Data Management and Analytics using SAS (Level M) STATS5066

  • Academic Session: 2018-19
  • School: School of Mathematics and Statistics
  • Credits: 10
  • Level: Level 5 (SCQF level 11)
  • Typically Offered: Semester 1
  • Available to Visiting Students: No
  • Available to Erasmus Students: No

Short Description

This course provides an in-depth introduction to the statistical software package SAS, including the use of Structured Query Language (SQL). It covers all the features required for SAS certification as a Certified SAS Base Programmer and a Certified SAS Statistical Business Analyst

Timetable

15 two-hour labs

Requirements of Entry

A-Level Mathematics (at grade A or better), or equivalent

Excluded Courses

STATS4062 Data Management and Analytics using SAS

Assessment

85% Coursework (in-class tests and homework exercises)
15% Project

Are reassessment opportunities available for all summative assessments? Not applicable

Reassessments are normally available for all courses, except those which contribute to the Honours classification.

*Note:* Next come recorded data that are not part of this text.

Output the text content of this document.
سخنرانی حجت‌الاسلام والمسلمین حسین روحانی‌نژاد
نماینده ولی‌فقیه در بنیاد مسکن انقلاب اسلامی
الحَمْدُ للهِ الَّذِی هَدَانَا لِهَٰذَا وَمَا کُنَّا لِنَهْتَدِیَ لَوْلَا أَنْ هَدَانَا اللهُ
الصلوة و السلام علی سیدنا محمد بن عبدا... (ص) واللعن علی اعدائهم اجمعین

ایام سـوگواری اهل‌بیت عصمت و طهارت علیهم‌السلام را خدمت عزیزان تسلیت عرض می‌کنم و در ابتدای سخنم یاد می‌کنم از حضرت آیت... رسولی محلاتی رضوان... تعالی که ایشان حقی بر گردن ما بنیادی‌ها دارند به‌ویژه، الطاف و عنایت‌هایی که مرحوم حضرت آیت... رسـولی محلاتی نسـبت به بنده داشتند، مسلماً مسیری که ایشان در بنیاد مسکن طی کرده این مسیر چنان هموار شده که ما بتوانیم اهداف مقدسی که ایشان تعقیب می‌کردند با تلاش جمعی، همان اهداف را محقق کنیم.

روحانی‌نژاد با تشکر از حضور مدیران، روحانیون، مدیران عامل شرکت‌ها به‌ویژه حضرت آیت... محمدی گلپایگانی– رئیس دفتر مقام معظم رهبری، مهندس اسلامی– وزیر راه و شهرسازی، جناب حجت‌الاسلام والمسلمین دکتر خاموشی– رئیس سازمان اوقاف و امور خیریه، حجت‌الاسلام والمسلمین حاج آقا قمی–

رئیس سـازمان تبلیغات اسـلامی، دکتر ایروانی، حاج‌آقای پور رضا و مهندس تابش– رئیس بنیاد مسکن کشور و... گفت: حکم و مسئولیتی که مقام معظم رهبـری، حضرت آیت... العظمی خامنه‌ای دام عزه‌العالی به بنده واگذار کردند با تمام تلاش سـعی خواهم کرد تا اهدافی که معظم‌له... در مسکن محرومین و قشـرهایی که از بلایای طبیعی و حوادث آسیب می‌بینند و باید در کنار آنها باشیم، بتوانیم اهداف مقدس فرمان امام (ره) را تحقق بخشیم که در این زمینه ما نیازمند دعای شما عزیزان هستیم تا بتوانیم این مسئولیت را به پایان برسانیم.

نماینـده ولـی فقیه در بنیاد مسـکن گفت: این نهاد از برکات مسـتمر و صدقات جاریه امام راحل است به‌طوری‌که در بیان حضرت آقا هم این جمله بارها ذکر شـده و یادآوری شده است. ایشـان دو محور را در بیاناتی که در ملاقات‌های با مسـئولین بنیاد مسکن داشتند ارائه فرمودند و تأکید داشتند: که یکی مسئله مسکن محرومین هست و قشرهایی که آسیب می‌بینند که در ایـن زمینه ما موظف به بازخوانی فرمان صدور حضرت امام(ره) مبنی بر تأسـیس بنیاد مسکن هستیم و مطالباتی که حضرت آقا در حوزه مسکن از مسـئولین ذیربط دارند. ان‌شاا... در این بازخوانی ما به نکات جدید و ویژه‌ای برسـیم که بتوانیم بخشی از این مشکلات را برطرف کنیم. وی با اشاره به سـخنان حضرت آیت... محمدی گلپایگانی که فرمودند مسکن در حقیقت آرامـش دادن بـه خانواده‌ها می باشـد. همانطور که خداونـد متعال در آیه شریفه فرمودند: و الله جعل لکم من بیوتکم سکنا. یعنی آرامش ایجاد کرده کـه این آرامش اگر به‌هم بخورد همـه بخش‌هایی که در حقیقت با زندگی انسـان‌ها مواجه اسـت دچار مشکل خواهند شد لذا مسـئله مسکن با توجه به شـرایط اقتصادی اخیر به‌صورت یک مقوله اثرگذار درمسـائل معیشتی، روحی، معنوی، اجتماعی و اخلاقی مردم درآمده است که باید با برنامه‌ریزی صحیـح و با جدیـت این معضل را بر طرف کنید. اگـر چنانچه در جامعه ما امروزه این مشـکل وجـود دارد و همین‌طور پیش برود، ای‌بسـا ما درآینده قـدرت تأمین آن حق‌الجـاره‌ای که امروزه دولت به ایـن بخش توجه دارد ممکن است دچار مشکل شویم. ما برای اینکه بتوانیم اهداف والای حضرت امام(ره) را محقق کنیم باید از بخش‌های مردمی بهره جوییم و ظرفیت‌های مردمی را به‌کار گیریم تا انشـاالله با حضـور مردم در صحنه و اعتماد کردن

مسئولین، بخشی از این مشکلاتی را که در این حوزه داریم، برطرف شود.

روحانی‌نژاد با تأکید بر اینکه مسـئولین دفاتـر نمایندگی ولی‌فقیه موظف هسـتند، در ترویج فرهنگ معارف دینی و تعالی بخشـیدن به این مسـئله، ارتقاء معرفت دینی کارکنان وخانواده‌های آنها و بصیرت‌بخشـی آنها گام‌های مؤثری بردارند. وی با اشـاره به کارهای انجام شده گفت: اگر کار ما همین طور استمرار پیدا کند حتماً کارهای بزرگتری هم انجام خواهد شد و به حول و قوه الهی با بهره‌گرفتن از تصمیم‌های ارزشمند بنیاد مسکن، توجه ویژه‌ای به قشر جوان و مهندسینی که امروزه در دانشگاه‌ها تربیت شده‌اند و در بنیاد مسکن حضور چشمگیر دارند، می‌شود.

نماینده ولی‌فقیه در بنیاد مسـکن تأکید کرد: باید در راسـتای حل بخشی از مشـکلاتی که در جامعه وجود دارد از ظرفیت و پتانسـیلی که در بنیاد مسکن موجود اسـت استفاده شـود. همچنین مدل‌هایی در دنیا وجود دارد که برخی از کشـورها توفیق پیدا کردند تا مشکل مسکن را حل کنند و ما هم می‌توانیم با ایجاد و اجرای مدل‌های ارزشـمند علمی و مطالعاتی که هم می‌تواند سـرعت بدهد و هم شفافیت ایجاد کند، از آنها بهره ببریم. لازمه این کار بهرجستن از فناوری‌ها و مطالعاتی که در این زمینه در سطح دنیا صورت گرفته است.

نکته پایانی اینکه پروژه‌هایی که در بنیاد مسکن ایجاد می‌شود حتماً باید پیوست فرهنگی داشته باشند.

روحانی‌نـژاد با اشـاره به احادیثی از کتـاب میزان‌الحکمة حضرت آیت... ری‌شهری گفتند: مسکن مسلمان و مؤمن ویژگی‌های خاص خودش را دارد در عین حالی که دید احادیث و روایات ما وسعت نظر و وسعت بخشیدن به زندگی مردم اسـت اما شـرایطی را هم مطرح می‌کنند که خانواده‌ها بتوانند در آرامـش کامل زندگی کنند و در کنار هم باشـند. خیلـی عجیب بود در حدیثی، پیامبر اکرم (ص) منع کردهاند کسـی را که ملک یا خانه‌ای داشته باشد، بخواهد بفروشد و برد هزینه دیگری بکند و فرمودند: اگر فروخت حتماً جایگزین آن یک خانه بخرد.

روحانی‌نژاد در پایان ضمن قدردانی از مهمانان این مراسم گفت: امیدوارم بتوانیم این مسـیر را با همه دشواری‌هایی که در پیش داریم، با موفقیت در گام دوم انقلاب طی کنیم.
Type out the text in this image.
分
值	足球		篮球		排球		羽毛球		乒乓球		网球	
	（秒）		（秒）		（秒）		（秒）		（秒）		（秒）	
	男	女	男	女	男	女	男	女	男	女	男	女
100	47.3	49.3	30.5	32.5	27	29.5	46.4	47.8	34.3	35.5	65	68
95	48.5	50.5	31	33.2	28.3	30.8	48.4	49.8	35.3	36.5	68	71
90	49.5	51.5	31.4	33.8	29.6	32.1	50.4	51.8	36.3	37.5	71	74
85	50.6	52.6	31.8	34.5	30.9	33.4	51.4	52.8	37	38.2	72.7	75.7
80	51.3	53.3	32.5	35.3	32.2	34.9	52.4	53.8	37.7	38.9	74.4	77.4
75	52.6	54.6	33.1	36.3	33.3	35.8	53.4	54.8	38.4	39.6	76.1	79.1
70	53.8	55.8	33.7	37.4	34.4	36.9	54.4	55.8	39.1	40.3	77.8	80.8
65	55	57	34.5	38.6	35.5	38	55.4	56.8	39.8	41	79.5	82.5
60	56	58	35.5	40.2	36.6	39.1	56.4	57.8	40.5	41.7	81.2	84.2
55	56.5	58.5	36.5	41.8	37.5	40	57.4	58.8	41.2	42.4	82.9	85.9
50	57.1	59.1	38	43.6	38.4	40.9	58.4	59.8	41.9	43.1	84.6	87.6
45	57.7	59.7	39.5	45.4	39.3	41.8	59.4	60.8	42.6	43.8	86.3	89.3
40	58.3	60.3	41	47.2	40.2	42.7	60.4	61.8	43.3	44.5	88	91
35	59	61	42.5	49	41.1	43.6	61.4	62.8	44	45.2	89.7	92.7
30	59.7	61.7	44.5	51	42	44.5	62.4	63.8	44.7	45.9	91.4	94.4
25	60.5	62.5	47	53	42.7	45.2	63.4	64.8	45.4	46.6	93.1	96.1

For non-Honours courses, students are offered reassessment in all or any of the components of assessment if the satisfactory (threshold) grade for the overall course is not achieved at the first attempt. This is normally grade D3 for undergraduate students and grade C3 for postgraduate students. Exceptionally it may not be possible to offer reassessment of some coursework items, in which case the mark achieved at the first attempt will be counted towards the final course grade. Any such exceptions for this course are described below. 

Course Aims

This course aims to provide students with experience of programming and data management using SAS, including running basic database queries with Structured Query Language (SQL). It also illustrates how SAS can be used to carry out a wide variety of statistical analyses

Intended Learning Outcomes of Course

By the end of this course students will be able :

■ Manipulate, transform and combine data sets in SAS

■ Import and export raw data files

■ Create basic detail and summary reports using SAS procedures

■ Identify and correct data, syntax and programming logic errors

■ Formulate basic queries in SQL

■ Fit standard statistical models using SAS procedures such as TTEST, REG, GLM, GLMTEST, LOGISTIC, GENMOD and SCORE, and assess their performance

Use their knowledge of SAS procedures to analyse a complex real-world data set and summarize the results in a report.

Minimum Requirement for Award of Credits

Students must submit at least 75% by weight of the components (including examinations) of the course's summative assessment.